God, he hated to do this, to put this girl on ice with no idea how long she would be there. But he had to, and she was offering, and it would be a kindness to take her away from the life she'd been leading and give her hope that she could go back to the life she had loved, someday.
"Okay. Let's do it."
They closed up her house, carefully enough that her things wouldn't be damaged, but not so carefully that it looked deliberate, and taking his usual precautions, he took her to the storage unit. She was remarkably calm about it all, even about stepping up and into a freezer already occupied by several other frozen zombies.
Then she hesitated, looking up at him. "I have a favor to ask."
"Anything."
"If this doesn't work, if the cure doesn't happen—"
"It's going to."
"But if it doesn't. I don't want to come back as a zombie. Not like this. And definitely not like one of those mindless drooling monsters you see in the movies."

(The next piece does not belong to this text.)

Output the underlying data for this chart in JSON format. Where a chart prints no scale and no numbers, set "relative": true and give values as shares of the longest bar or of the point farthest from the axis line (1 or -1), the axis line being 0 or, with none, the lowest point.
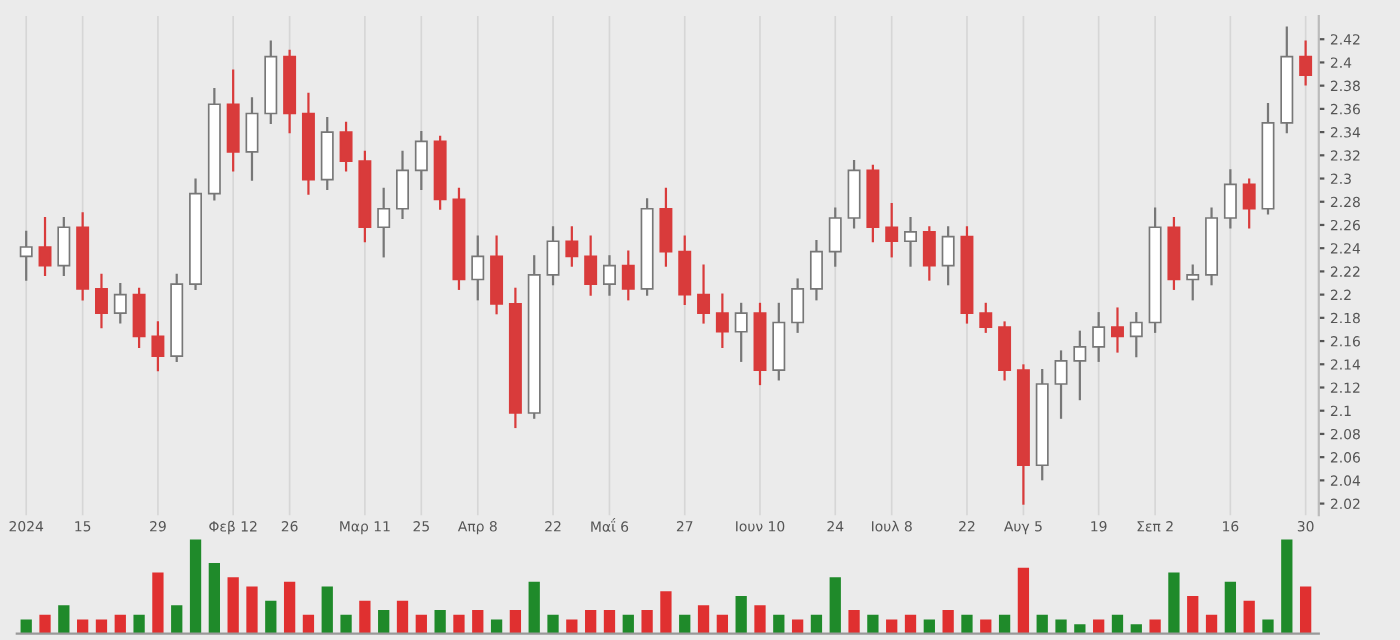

"Well, there's going to be a cure," he promised her. There had to be. "And you'll be sending me postcards from Tasmania—"
"But if there isn't," she insisted. "You'll make sure?" When he couldn't answer, she pressed him again. "Promise me."
"I promise," he said at last, hating that he had to, hating that he understood why she needed it.
She smiled, relieved, and he tranked her and eased her gently into the freezer. He stood there for a long time with the freezer door open, looking down at her beautiful, peaceful face, before he could bring himself to close her up inside the box.